Last week we had two potential new business meetings back to back. One with a technology company. One in the sports space. Five years ago those conversations would have been about differentiation, messaging, campaigns, maybe a new visual identity. Instead, both conversations became about the same thing: Belonging.
Not: “How are we differentiated?” But: “How do we create a brand people want to belong to?” That shift says a lot about where branding is right now.
I came up through Landor, where we were taught one of the foundational ideas of modern branding from Walter Landor himself: “A brand is a promise.” And it still is. A promise of quality. Consistency. Performance. A promise that what you say and what you deliver align over time. But that’s changed.
Today, the strongest brands are not just selling products or services. They are creating participation, community, belonging, and belief. People do not buy things simply because of what brands say. They buy things because of who they believe themselves to be. If I believe I’m a runner, I don’t just buy the shoes. I join the run club. I share the route. The product becomes the entry point to identity.

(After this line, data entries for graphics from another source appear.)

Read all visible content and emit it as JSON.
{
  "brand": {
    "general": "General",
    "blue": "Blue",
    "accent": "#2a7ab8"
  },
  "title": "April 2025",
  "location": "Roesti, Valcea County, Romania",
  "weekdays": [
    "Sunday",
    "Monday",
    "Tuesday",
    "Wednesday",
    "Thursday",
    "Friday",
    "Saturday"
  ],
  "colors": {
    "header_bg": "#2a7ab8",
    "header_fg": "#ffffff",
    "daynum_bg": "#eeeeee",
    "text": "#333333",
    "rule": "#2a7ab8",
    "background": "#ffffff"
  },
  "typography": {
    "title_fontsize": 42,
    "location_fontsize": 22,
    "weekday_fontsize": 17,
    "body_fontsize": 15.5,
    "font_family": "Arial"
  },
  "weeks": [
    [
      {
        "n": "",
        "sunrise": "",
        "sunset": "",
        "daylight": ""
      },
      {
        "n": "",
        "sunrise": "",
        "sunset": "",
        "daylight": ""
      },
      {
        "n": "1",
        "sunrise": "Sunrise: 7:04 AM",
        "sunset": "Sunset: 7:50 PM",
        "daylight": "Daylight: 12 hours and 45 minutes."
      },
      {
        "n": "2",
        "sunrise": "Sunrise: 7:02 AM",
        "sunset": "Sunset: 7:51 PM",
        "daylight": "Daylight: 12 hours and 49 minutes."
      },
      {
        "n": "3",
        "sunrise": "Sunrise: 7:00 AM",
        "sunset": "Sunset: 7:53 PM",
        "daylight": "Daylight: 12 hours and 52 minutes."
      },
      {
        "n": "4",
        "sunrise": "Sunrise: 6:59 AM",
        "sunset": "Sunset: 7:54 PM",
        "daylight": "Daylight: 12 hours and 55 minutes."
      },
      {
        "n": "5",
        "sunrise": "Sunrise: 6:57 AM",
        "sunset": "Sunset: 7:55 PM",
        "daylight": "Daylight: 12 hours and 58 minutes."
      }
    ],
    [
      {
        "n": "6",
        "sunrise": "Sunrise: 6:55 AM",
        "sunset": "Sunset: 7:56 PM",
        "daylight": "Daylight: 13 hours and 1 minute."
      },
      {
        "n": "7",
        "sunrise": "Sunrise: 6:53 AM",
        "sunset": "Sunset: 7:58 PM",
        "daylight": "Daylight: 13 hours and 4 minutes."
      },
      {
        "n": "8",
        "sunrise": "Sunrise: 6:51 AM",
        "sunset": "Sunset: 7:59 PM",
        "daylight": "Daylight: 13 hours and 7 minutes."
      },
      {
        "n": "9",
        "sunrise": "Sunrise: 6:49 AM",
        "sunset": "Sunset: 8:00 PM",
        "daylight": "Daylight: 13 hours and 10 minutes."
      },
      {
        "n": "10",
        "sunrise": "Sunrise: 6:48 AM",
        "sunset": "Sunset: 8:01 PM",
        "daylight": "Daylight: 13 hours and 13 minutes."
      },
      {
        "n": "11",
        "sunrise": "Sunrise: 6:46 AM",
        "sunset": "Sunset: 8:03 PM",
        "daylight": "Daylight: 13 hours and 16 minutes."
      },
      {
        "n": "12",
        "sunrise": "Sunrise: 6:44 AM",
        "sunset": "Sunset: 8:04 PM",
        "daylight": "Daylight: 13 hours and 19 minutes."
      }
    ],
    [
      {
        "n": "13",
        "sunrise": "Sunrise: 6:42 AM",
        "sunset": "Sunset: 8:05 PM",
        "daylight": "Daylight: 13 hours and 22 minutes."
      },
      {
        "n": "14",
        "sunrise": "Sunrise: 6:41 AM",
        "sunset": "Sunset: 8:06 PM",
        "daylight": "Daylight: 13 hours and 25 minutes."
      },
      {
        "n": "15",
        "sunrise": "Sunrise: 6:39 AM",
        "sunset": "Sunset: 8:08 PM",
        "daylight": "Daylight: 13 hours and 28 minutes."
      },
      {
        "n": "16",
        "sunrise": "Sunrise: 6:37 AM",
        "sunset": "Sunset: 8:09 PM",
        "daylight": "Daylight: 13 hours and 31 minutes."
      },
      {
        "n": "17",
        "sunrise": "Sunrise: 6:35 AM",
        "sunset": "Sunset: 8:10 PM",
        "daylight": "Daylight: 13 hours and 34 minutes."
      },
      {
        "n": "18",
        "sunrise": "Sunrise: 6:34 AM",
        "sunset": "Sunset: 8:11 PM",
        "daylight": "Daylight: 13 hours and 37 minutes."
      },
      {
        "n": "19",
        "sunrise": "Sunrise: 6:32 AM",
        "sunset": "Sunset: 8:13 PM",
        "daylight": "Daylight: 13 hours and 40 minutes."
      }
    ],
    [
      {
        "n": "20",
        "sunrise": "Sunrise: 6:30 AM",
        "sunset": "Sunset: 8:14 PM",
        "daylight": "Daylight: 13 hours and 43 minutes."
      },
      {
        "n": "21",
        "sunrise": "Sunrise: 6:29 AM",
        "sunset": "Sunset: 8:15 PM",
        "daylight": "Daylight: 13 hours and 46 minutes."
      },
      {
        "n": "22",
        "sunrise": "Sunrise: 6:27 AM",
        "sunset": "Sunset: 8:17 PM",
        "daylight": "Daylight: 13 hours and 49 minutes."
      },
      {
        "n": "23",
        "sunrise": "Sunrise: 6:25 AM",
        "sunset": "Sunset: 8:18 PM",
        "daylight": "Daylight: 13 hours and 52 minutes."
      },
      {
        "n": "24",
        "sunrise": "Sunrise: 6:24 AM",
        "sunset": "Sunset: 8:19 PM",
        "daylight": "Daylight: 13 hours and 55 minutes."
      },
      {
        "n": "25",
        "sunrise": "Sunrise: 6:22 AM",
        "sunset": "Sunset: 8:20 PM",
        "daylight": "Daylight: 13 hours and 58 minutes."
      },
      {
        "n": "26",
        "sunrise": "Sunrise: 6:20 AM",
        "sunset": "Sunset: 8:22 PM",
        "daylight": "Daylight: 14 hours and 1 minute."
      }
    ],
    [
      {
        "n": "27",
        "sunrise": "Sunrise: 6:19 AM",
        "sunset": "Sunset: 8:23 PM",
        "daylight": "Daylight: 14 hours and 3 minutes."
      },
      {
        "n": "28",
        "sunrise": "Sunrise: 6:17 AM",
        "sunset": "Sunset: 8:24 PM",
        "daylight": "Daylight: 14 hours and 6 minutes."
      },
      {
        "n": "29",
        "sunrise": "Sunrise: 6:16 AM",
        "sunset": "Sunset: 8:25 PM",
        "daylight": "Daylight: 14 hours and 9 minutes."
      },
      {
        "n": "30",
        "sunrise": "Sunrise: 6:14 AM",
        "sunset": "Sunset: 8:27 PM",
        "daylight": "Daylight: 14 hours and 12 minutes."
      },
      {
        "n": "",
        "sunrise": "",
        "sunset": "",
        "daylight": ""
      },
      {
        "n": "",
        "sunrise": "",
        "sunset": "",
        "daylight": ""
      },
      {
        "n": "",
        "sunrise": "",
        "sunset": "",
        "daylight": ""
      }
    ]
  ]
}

And don’t get me wrong, the old branding model still matters: consistency, differentiation, awareness. But today those are foundational.
The more interesting conversation is about cultural relevance, emotional participation, and community. Culture is no longer the output of branding. It’s the objective.
AI is accelerating this shift fast. AI can already generate logos, typography systems, color palettes, and campaign ideas. What it cannot create is cultural meaning. Belonging. Or understand why people gather around certain brands and reject others.
Which brings me to a headline I saw recently: “Starbucks CEO defends $9 coffee prices. Says stop thinking of it as a $9 cup of coffee. Think of it as a $9 experience.”
Interesting framing. But brands do not get to tell people how to feel anymore. Belief has to be experienced, not declared.
Whenever I go back to San Diego, there’s a Starbucks in my old neighborhood. I only go a few times a year, but Tanya, the barista, always remembers my name. She is the brand. Not the logo. Not the seasonal cup. Not the silly coffee nomenclature. The second the lived experience stops matching the narrative, people feel it immediately.
That gap between what brands say and what people actually experience? That’s where cultural relevance disappears.
This has changed the way we think at 4040. We still care deeply about craft, storytelling, strategy, and design. I’m a designer first. I still want the logo to be cool enough to wear on a hat.
But increasingly, our role is bigger than building awareness or differentiation. It’s about building cultural relevance. Creating belonging. Turning brands into communities of believers.
Because today, culture is brand power.